Image taken in Sichuan and Qinghai, China and Lake Pukaki, New Zealand

The Milky Ring by Zhong Wu

"It’s an ambitious 360-degree mosaic that took two years to complete." Zhong says.

"Northern hemisphere sites in China and southern hemisphere sites in New Zealand were used to collect the image data."

Equipment used: Nikon D810a camera, 40 mm f/1.4 lens, ISO 8000, 1000 x 6-second exposures 

“An absolutely novel approach to a well-known subject! Truly spectacular work. This is one of the best examples of how thinking ‘outside of the box’ can bring Milky Way imaging to a new level.
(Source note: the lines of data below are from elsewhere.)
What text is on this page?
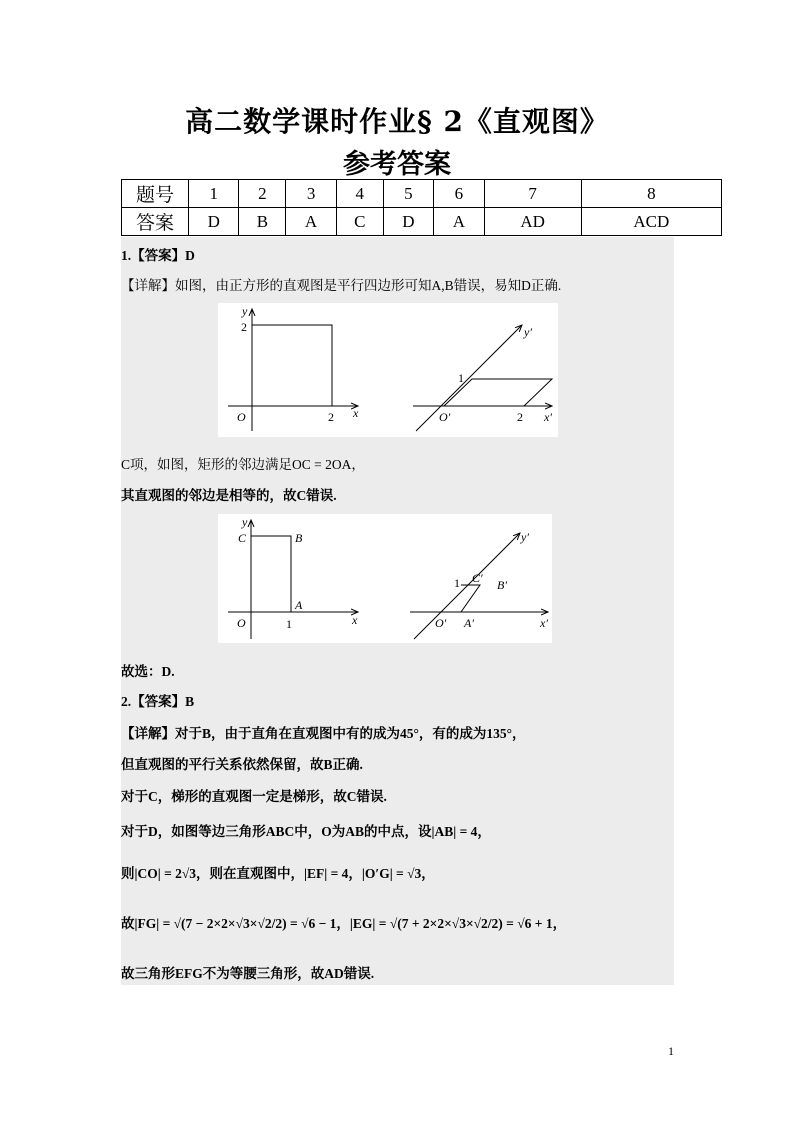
高二数学课时作业§ 2《直观图》
参考答案
题号	1	2	3	4	5	6	7	8
答案	D	B	A	C	D	A	AD	ACD
1.【答案】D
【详解】如图，由正方形的直观图是平行四边形可知A,B错误，易知D正确.
y
2
O	2 x
1
y′
O′	2 x′
C项，如图，矩形的邻边满足OC = 2OA，
其直观图的邻边是相等的，故C错误.
y
C	B
A
O	1	x
1 C′ B′
y′
O′ A′	x′
故选：D.
2.【答案】B
【详解】对于B，由于直角在直观图中有的成为45°，有的成为135°，
但直观图的平行关系依然保留，故B正确.
对于C，梯形的直观图一定是梯形，故C错误.
对于D，如图等边三角形ABC中，O为AB的中点，设|AB| = 4，
则|CO| = 2√3，则在直观图中，|EF| = 4，|O′G| = √3，
故|FG| = √(7 − 2×2×√3×√2/2) = √6 − 1，|EG| = √(7 + 2×2×√3×√2/2) = √6 + 1，
故三角形EFG不为等腰三角形，故AD错误.
1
Very well-balanced image processing and beautiful composition.” 

Yuri Beletsky, Competition Judge


The Nebulae of the Triangulum Galaxy by Russell Croman

Image taken in Mayhill, New Mexico, USA

The Nebulae of the Triangulum Galaxy by Russell Croman

"In ideal circumstances, it is just possible to see this galaxy with the naked eye despite being more than two and a half million light years away." Russell says.

"Most magnified images concentrate on the vibrancy and clarity of the billions of stars within. Here, we have something rather different, highlighting the delicate nebulosity of the galaxy. The planets forming around the new stars within those stellar nurseries may one day teem with life of their own."

Equipment usedTakahashi FSQ106 EDX4 530 mm telescope at f/5 and PlaneWave 14" CDK 2543 mm telescope at f/7.2, Chroma filters, Software Bisque Paramount MX+ and Paramount ME-II mounts, RB-SII-Ha-OIII composite, 49.5 hours total exposure 

“What would a galaxy look like without any stars? All that remains are nebulae, where we can find stars both in their infancy and at the end of their lives. This profound image uses a technique called 'continuum subtraction' to produce its final result. Stars emit light at many wavelengths, which is often referred to as a 'continuum'. Stars can actually be removed from an image by subtracting this continuum, which effectively removes the light from these stars.” 

Emily Drabek-Maunder, Competition Judge

Highly Commended

A Smiley in Space by Nicolas Rolland and Martin Pugh 

Image taken in Río Hurtado, Coquimbo Region, Chile

A Smiley in Space by Nicolas Rolland and Martin Pugh

"NGC 1055 is an edge-on spiral galaxy with a prominent nuclear bulge crossed by a dark lane of gas and dust." the winners say. 

"The colourful stars around NGC 1055 are in the foreground, inside the Milky Way. They look like the eyes of a cosmic smiley." 

Equipment used: Planewave CDK 17" telescope at f/6.8, Astrodon filters, Software Bisque Paramount ME mount, SBIG STXL-11002 camera, L-RGB-Ha composite, 27.5 hours total exposure 

“Human beings are such pattern-seeking animals. Even at a scale of galactic vastness we're drawn to seek out a benevolent face. There is huge charm as well as great science with this image.”